On Ricci Solitons with Isoparametric Potential Functions

This paper studies a complete gradient Ricci soliton with an isoparametric potential function. Our first theorem asserts that, for the steady case, there is a critical level set of codimension greater than one. This is consistent with construction of cohomogeneity one models with singular orbits. There is a partial result for the shrinking case. We also study a particular ansatz of popular interest and obtain asymptotic behaviors.

💡 Research Summary

The paper investigates complete gradient Ricci solitons (GRS) whose potential function is isoparametric, i.e., transnormal with constant mean curvature on each level set. After recalling basic definitions, the authors prove two main structural results.

In the steady case (λ = 0) they show that any non‑trivial complete GRS with a transnormal potential must possess a singular level set of codimension greater than one, which corresponds to the global maximum of the potential. The proof proceeds by contradiction: assuming ∇f never vanishes, the manifold would be diffeomorphic to a product P × ℝ, and the transnormality forces the shape operator L to satisfy a Riccati‑type system. An analysis of the resulting ODEs shows that either the scalar curvature vanishes (forcing the soliton to be trivial) or the second derivative of f cannot maintain the required sign, leading to a contradiction. Hence a critical point of f exists, and the associated level set cannot be a regular hypersurface; it must be a singular foil.

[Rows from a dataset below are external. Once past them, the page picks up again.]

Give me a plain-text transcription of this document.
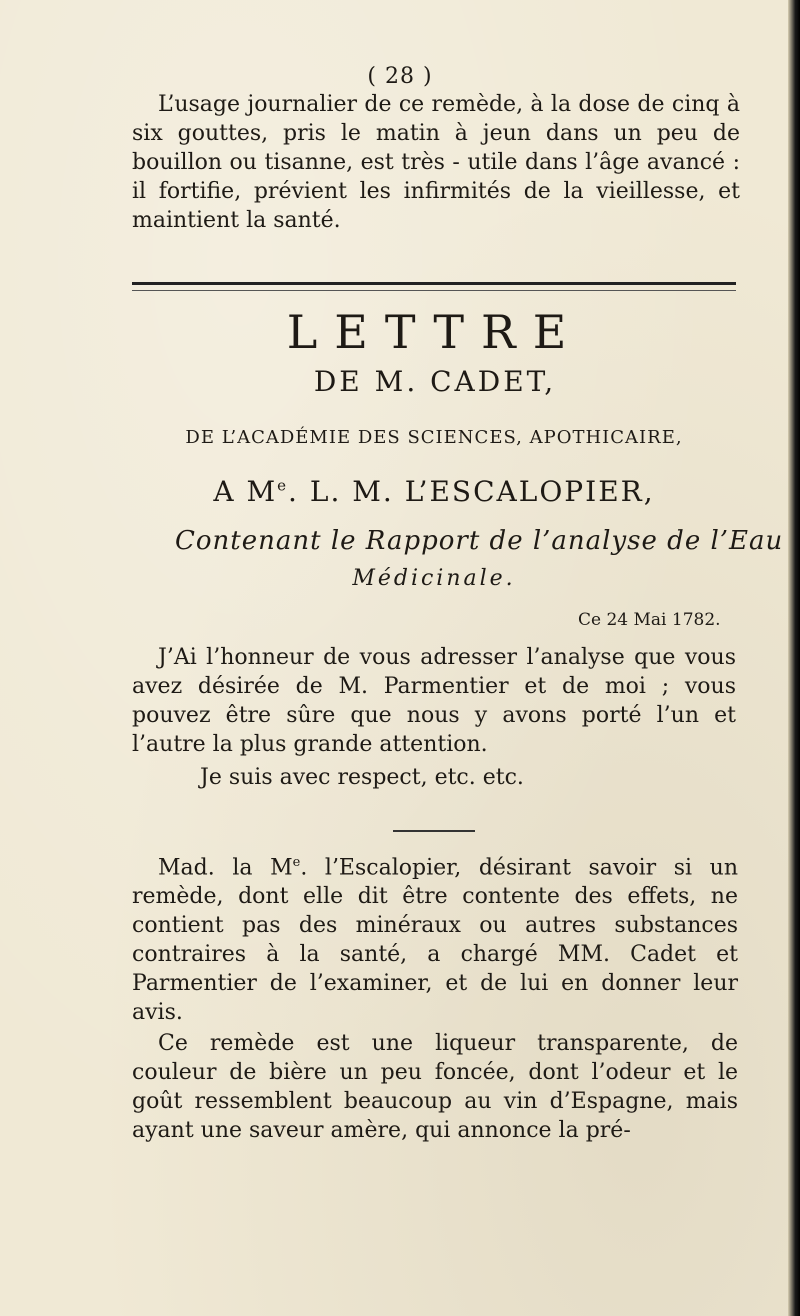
( 28 )

L’usage journalier de ce remède, à la dose de cinq à six gouttes, pris le matin à jeun dans un peu de bouillon ou tisanne, est très - utile dans l’âge avancé : il fortifie, prévient les infirmités de la vieillesse, et maintient la santé.

LETTRE
DE M. CADET,
DE L’ACADÉMIE DES SCIENCES, APOTHICAIRE,
A Me. L. M. L’ESCALOPIER,
Contenant le Rapport de l’analyse de l’Eau
Médicinale.
Ce 24 Mai 1782.

J’Ai l’honneur de vous adresser l’analyse que vous avez désirée de M. Parmentier et de moi ; vous pouvez être sûre que nous y avons porté l’un et l’autre la plus grande attention.

Je suis avec respect, etc. etc.

Mad. la Me. l’Escalopier, désirant savoir si un remède, dont elle dit être contente des effets, ne contient pas des minéraux ou autres substances contraires à la santé, a chargé MM. Cadet et Parmentier de l’examiner, et de lui en donner leur avis.

Ce remède est une liqueur transparente, de couleur de bière un peu foncée, dont l’odeur et le goût ressemblent beaucoup au vin d’Espagne, mais ayant une saveur amère, qui annonce la pré-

For shrinking solitons (λ > 0) the authors use known quadratic growth estimates for the potential to guarantee compactness of all level sets. If no singular foil exists, every critical level set would be a hypersurface, implying the manifold is diffeomorphic to P × ℝ or P × S¹. The latter is ruled out because the quantity f′ − tr L would be periodic while its derivative is strictly positive (λ + tr L² ≥ λ), an impossibility. Consequently, a shrinking soliton either has a singular foil or splits globally as ℝ × P. In the compact shrinking case, the existence of both a global minimum and maximum forces exactly two singular foils.

The paper then studies a specific ansatz: a line or circle bundle over a Kähler‑Einstein base (N^{n‑1}(k), Rc_N = k Id) with metric
g = dt² + H(t)² η⊗η + F(t)² π* g_N,
where η is the connection 1‑form satisfying dη = q π* ω_N (q = 0 or 1). For steady solitons with q = 1 and potential depending only on t, they prove: (1) H(0)=0 and H is strictly increasing; (2) F is either monotone increasing or attains a global minimum, and in any case F(t) → ∞ as t → ∞. These properties mirror known behavior of Kähler steady solitons constructed via cohomogeneity‑one methods, and the ansatz includes the Hopf fibration case (N = ℂP^{n‑1}, q = 1).

Overall, the work demonstrates that the isoparametric condition on the potential function imposes strong topological restrictions on gradient Ricci solitons. In the steady case a singular foil is unavoidable; in the shrinking case its presence or a global product structure exhausts the possibilities. The detailed analysis of the ansatz provides concrete asymptotic information for a broad class of examples, linking the abstract theory to explicit constructions in both Kähler and non‑Kähler settings.